Calabash, the Caribbean literary festival, is an outdoor church of the written word, rocking and resonating on the south coast of Jamaica with the voices of poets and writers from Hong Kong, New York, Barbados, Nigeria, London, San Diego and Boston, among other home addresses.
In this first of our conversations from Treasure Beach, Pico Iyer is preaching. All his life, the Dalai Lama has been friend and inspiration. Zadie Smith is queen of his literary realm. And now Barack Obama is his “global soul in the White House.” Pico is our model of “global attitude,” in short. Born in England of Indian parents, he went to school and university in the United States and has lived 21 years now in rural Japan, on a tourist visa.

We’re at the center of the word, and the center of the world, now.
When I was born, everyone would have said the center was London or New York. The world has grown so much more interestingly complex, so quickly, that a literary event in Jamaica finds a much larger audience than a literary event in London or New York would.

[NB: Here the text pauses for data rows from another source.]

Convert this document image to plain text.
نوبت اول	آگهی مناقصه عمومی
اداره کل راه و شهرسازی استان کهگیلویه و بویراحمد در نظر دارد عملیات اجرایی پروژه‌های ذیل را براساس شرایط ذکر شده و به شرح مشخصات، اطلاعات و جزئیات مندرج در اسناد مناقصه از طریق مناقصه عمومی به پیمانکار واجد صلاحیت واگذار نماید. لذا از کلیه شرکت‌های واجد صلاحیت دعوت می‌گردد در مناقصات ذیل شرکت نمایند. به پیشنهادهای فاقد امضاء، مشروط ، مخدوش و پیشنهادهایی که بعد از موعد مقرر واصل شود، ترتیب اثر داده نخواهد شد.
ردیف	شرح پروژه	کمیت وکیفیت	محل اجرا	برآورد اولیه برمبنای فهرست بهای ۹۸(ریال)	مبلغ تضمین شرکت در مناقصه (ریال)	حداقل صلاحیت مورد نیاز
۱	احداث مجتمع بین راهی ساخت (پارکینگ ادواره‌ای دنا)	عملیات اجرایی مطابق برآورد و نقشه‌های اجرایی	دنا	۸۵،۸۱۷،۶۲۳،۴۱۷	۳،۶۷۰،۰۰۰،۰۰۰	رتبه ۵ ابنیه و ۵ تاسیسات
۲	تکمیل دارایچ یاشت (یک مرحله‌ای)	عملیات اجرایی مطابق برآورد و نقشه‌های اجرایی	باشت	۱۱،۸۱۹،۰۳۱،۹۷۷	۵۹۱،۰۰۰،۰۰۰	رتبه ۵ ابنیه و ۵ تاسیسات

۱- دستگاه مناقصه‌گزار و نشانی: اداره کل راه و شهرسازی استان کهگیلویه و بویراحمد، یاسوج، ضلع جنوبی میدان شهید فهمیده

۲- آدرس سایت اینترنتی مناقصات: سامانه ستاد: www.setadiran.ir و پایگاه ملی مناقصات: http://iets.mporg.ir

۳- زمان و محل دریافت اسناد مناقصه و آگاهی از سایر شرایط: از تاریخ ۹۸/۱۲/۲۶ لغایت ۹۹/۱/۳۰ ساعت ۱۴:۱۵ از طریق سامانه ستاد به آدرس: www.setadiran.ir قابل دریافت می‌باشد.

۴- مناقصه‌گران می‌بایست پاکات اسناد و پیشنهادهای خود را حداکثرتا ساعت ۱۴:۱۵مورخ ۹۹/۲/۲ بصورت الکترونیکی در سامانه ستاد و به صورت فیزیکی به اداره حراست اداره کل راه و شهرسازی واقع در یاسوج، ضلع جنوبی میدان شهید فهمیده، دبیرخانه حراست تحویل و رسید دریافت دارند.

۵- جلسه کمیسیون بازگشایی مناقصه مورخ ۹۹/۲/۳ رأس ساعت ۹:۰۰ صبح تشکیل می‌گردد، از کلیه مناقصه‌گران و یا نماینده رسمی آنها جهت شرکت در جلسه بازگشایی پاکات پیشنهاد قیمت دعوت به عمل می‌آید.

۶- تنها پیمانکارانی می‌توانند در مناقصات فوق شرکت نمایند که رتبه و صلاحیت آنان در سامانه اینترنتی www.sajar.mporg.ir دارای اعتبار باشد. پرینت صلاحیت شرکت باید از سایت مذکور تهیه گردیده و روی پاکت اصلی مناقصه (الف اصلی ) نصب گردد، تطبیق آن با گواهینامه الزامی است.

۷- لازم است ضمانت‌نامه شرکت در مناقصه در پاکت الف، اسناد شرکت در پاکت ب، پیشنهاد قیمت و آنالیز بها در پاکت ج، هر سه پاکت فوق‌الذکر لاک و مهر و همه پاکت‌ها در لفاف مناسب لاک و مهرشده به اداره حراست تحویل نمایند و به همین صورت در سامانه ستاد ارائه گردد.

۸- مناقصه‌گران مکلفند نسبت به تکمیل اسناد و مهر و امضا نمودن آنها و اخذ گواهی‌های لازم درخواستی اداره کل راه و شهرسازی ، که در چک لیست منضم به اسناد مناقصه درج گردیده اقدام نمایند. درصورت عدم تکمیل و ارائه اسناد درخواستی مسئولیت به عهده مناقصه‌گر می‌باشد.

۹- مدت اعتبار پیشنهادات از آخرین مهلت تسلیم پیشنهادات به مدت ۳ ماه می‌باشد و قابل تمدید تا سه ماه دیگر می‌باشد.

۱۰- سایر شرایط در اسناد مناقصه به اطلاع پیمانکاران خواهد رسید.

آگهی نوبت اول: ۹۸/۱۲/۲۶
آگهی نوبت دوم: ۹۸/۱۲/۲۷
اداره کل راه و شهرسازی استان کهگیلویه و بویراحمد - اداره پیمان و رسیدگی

A 21st-century novel is much more likely to be set in Bombay, than London or New York. I think of London as the capital of the 19th-century novel, New York as the capital of the 20th-century novel, and Bombay — by which I also mean Kingston, and Port of Spain, Lahore and Lagos and other places — those are the capitals of the 21st-century novel in the English language.
Before coming to Jamaica, I might have thought of it as a marginal place. Now that I’ve been here, I can’t say that. It’s not at the margins. You’re right that it’s on the edge of the great America as Ireland was on the edge of Britain, but it’s as central as New York. It has the same number of influences coming here – you an Irish-American person, and here’s me, an Indian-Japanese person. We’re converging by the sea in Jamaica, surrounded by other mongrels, like ourselves. And the conversation is at least as rich here, as in New York, but perhaps richer. We can’t talk anymore about a center of empire and a victim of empire. The empire is global and Jamaica is having its say, to London and New York, and London and New York have to attend to it.
It’s interesting that the writer that you and I have most celebrated during this conversation, Zadie Smith, is half Jamaican, half English – she lives in New York. But in her life, because she’s such an accomplished novelist and essayist at her young age, she is a way of saying, “I’m going to bring my Jamaican heritage as well as my English and American heritage into the center of Western thinking, and the center of Western writing,” in exactly the same way that Barack Obama willy nilly is bringing Kenya into the White House, and into the center of traditional power. So that Kenya now can say, “We have our guy in the White House. The most powerful man in the world is from our little tribe.” They can legitimately say it as much as somebody from Kansas can say it. And I think Jamaica now is empowered in that same way. They can say that one of most exciting novelists in the English language, Zadie Smith, is coming from Jamaica, and is channeling Jamaica into, and bringing it together with her English part, and now her American life.
And I think that that’s the excitement: that Jamaica is now a center of the world, and there isn’t the center of the world, there isn’t one center of the world. The center of the world is everywhere.
Pico Iyer in conversation with Chris Lydon, at the Calabash International Literary Festival, Treasure Beach, Jamaica, May 24, 2009.